Parti’den yapılan açıklamada, “Bu tasarılar reform değil, ancak kaos yaratır” denilirken, hükümet “demokratik katılımcılık ilkesini dikkate almamakla “ suçlanarak, sunulan bu yasa tasarılarının komiteden geri çekilmesi gerektiği kaydedildi.

Açıklamada, yapılacak değişikliğin, “seçime üç ay kala, alelacele, hiçbir kriteri, raporu ve çalışmayı dikkate almayarak” değil, geçiş süreleri, iş birlikleri, bilimsel çalışmalar da öngörülerek, yerel paydaşların ve tüm tarafların katılımıyla toplum faydasına yapılacak bir değişiklik olması gerektiği belirtildi.

“HAZİRAN 2022 TARİHİNDE YAPILMASI ZORUNLULUK OLAN YEREL SEÇİMLER, ANAYASA’NIN ÖNGÖRDÜĞÜ ŞEKİLDE VE ZAMANDA YAPILMALIDIR”

İfade ettikleri anlayışla yapılacak bir çalışma için CTP’nin bütün kadrosuyla hazır olduğu belirtilen açıklamada, süreç hakkında yapılan değerlendirmeler şu şekilde paylaşıldı:

“1.Haziran 2022 tarihinde yapılması Anayasal bir zorunluluk olan Yerel Seçimler, Anayasa’nın öngördüğü şekilde ve zamanında yapılmalıdır.

2.Yerel yönetimler, halka en yakın birimlerdir. Sorumluluk alanları içerisinde gerek halkın ihtiyaçlarını karşılamak, gerekse yerelden kalkınmaya katkı sağlamak gibi önemli bir işleve sahiptirler. Bu nedenle Cumhuriyetçi Türk Partisi yerel yönetimleri ve yerinden yönetimi önemsemekte, belediyeler reformunu da kaçınılmaz görmektedir.

3.Belediyeler reformu, sadece belediye sayısını azaltmakla sınırlı bir çalışma değildir. Önemli olan reformun hangi kriterlere bağlı olarak yapılacağı ve kapsayacağı içeriktir.

4. Yerinden yönetimin güçlendirilmesi ise merkezi idarenin yetkisinde bulunan bazı sorumlulukların yerel yönetimlere aktarılması,  hizmet çeşitliliğinin artırılması demektir.

5. Reform adı altında yapılan çalışmada bazı belediyeler, bucak ve ilçe kavramları üzerinden kapatılmaktadır. Bu, doğru bir yaklaşım değildir. Belediyelerin birleştirilmesinde nüfus, ekonomi, coğrafi sınırlar, halka hizmet götürme olanağı gibi birçok kriter de dikkate alınmalıdır.

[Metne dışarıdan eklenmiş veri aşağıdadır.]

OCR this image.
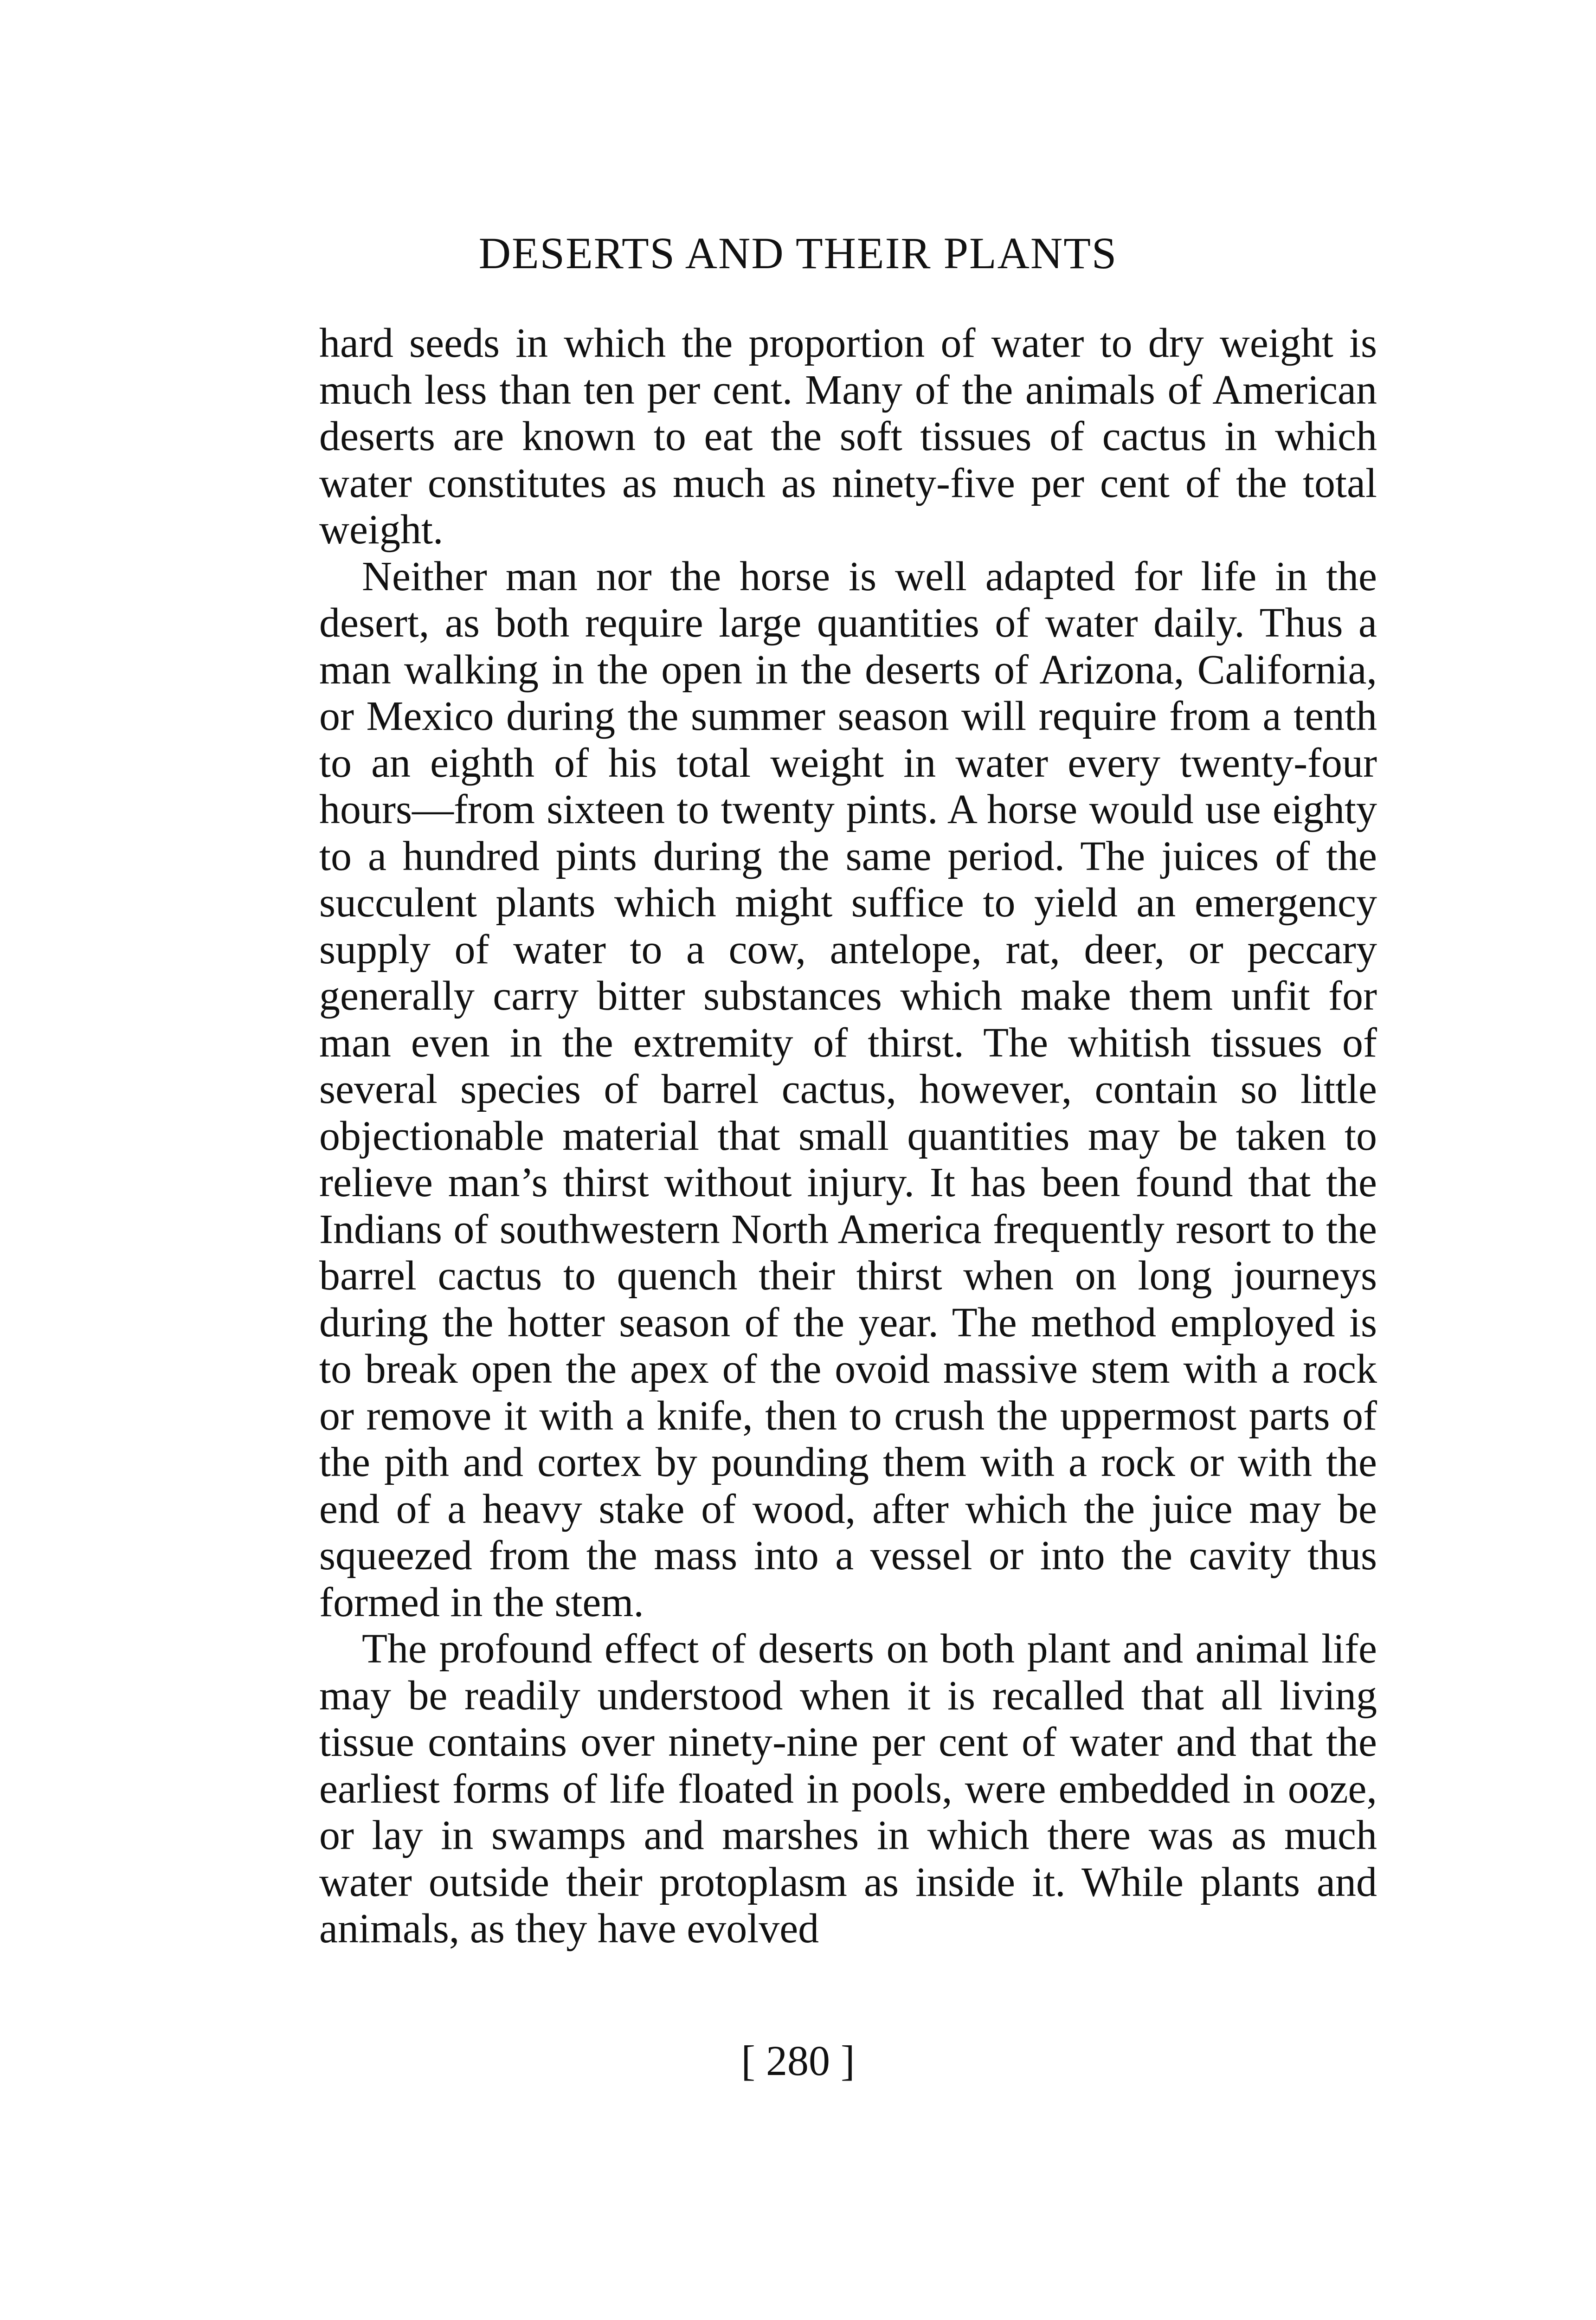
DESERTS AND THEIR PLANTS

hard seeds in which the proportion of water to dry weight is much less than ten per cent. Many of the animals of American deserts are known to eat the soft tissues of cactus in which water constitutes as much as ninety-five per cent of the total weight.

Neither man nor the horse is well adapted for life in the desert, as both require large quantities of water daily. Thus a man walking in the open in the deserts of Arizona, California, or Mexico during the summer season will require from a tenth to an eighth of his total weight in water every twenty-four hours—from sixteen to twenty pints. A horse would use eighty to a hundred pints during the same period. The juices of the succulent plants which might suffice to yield an emergency supply of water to a cow, antelope, rat, deer, or peccary generally carry bitter substances which make them unfit for man even in the extremity of thirst. The whitish tissues of several species of barrel cactus, however, contain so little objectionable material that small quantities may be taken to relieve man’s thirst without injury. It has been found that the Indians of southwestern North America frequently resort to the barrel cactus to quench their thirst when on long journeys during the hotter season of the year. The method employed is to break open the apex of the ovoid massive stem with a rock or remove it with a knife, then to crush the uppermost parts of the pith and cortex by pounding them with a rock or with the end of a heavy stake of wood, after which the juice may be squeezed from the mass into a vessel or into the cavity thus formed in the stem.

The profound effect of deserts on both plant and animal life may be readily understood when it is recalled that all living tissue contains over ninety-nine per cent of water and that the earliest forms of life floated in pools, were embedded in ooze, or lay in swamps and marshes in which there was as much water outside their protoplasm as inside it. While plants and animals, as they have evolved

[ 280 ]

6. Yurttaşların daha iyi ve kaliteli hizmet alabilmesi için yerel yönetimlerin özerkliği, mali gücü, yetki ve sorumlulukları, bütünsel bir yaklaşımla ele alınmalıdır. Bunun, demokratik katılımcılık ilkesine bağlı olacak şekilde yapılması gerekmektedir.

7.Yerel yönetimlerin tutarlılık, sorumluluk, hesap verebilirlik, adillik, katılımcılık, şeffaflık, etkinlik, çalışma uyumu, hukuka bağlılık, yerindelik ve ölçülülük prensipleri üzerine kurgulanması gerekmektedir.

8.Yerel yönetimlerin, yönetsel denetiminin niteliği ve sınırı, yerel yönetimlerin kaynak özerkliği, yerel yönetimler arası ve merkezi idareler ile yerel yönetimler arası işbirliği ve dayanışmanın esaslarının Avrupa Yerel Özerklik Şartı kriterlerine uygun bir şekilde düzenlenmesi gerekmektedir.

9.Herhangi bir bilimsel gerekçeye veya çalışma raporuna dayanmaksızın, sadece belediye sayıları üzerinden öne sürülen bir reform iddiası ancak kaos yaratacaktır. Söz konusu durum bizleri, özerk yerel yönetimler ile daha iyi hizmet veren kurumların oluşması amacına ulaştıramaz.

10.Toplu İş Sözleşmesi düzenini ortadan kaldıran ve emekçilerin haklarını gerileten, müşavirlik sistemi yaratan, personel intibaklarını ve birleştirilmesi öngörülen beldelerde taşınır-taşınmaz, borç, alacak ve diğer hakların hangi kriterler çerçevesinde ele alınacağı da belli değildir. Kurulması öngörülen teknik kurulların çalışma esasları ve yetkilerinin belli olmadığı, kayyum nitelikli yetkilerin, merkezi idareye verildiği bu tasarılar, reform değil, ancak kaos yaratır.”